The more they stay completely and maddingly the same!!
When I was in my first phase of dropping pounds, I would talk to someone or read an online post where the person would say that they were eating less or exercising more and the scale wasn't moving. I would think to myself that it was bullshit - if you expend more calories than you take in, you lose weight, period.
But it seems as if this is the hell I am living in right now. When I stepped on the scale Friday I was exactly the same weight that I have been since January. I have bounced between a pound up or down, but pretty much am what I was.
How is this possible?? I know that - for sure - I am eating less than I was last fall. The not snacking on peanut butter after work ALONE has to be at least 200 calories per day. And having increased my running should be showing some results.
My body, apparently, disagrees.
So my addict brain immediately said " Well, fuck this! If I`m putting in all this effort and nothing is happening I might as well just do whatever the hell I want - it's not like it will make a differnece!!"
I didn't throw it all out the window, but I really wanted to.
Having faith that hard work will eventually pay off - whether we're talking about diet and exercise, or a career choice, or lots of other things in life - is super hard when you feel like you're not seeing any results at all.

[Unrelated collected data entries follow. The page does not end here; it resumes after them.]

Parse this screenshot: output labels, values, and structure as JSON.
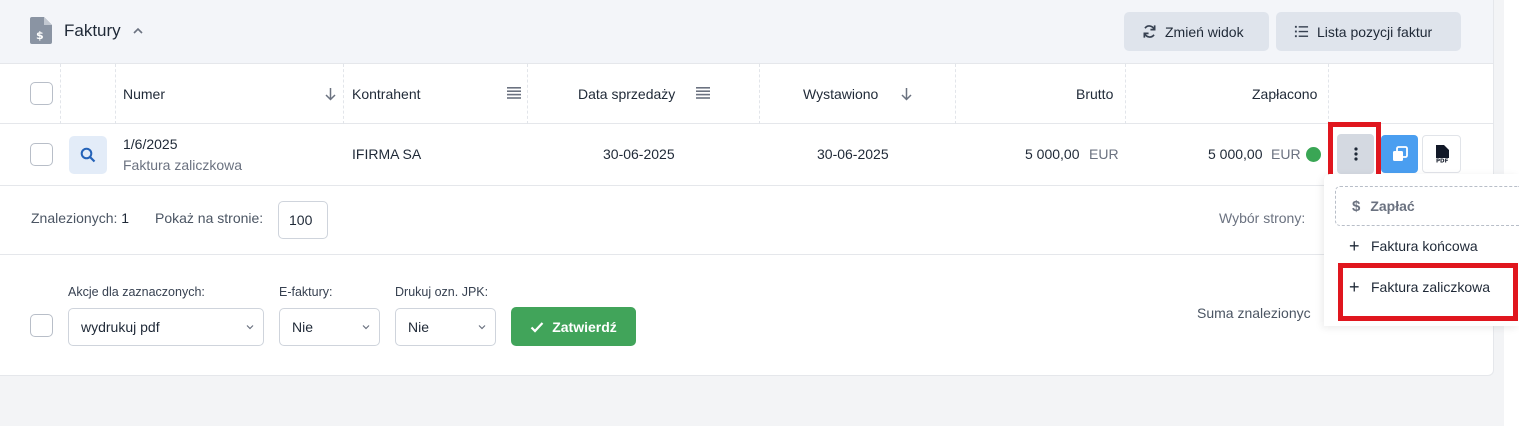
{
  "header": {
    "title": "Faktury",
    "btn_change_view": "Zmień widok",
    "btn_list_items": "Lista pozycji faktur"
  },
  "table": {
    "columns": {
      "numer": "Numer",
      "kontrahent": "Kontrahent",
      "data_sprzedazy": "Data sprzedaży",
      "wystawiono": "Wystawiono",
      "brutto": "Brutto",
      "zaplacono": "Zapłacono"
    },
    "rows": [
      {
        "numer": "1/6/2025",
        "typ": "Faktura zaliczkowa",
        "kontrahent": "IFIRMA SA",
        "data_sprzedazy": "30-06-2025",
        "wystawiono": "30-06-2025",
        "brutto_amount": "5 000,00",
        "brutto_currency": "EUR",
        "zaplacono_amount": "5 000,00",
        "zaplacono_currency": "EUR",
        "status_color": "#3aa655"
      }
    ]
  },
  "pagination": {
    "found_label": "Znalezionych:",
    "found_count": "1",
    "per_page_label": "Pokaż na stronie:",
    "per_page_value": "100",
    "page_pick_label": "Wybór strony:"
  },
  "bulk": {
    "actions_label": "Akcje dla zaznaczonych:",
    "actions_value": "wydrukuj pdf",
    "efaktury_label": "E-faktury:",
    "efaktury_value": "Nie",
    "jpk_label": "Drukuj ozn. JPK:",
    "jpk_value": "Nie",
    "confirm_label": "Zatwierdź",
    "sum_label": "Suma znalezionyc"
  },
  "dropdown": {
    "pay": "Zapłać",
    "final_invoice": "Faktura końcowa",
    "advance_invoice": "Faktura zaliczkowa"
  },
  "colors": {
    "accent_blue": "#4a9ef0",
    "confirm_green": "#41a45a",
    "highlight_red": "#e0161e"
  }
}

What I tried to remember this weekend is that the benefits that my body is getting from the exercise and eating right is there - whether the scale shows it or not. My heart and lungs and skin and liver and everything else that I can't see on the outside thanks me.
As if to send home this point, the results of a study were published last week. So maybe my outward appearance isn't that great - but my immune system is sexy as fuck!!!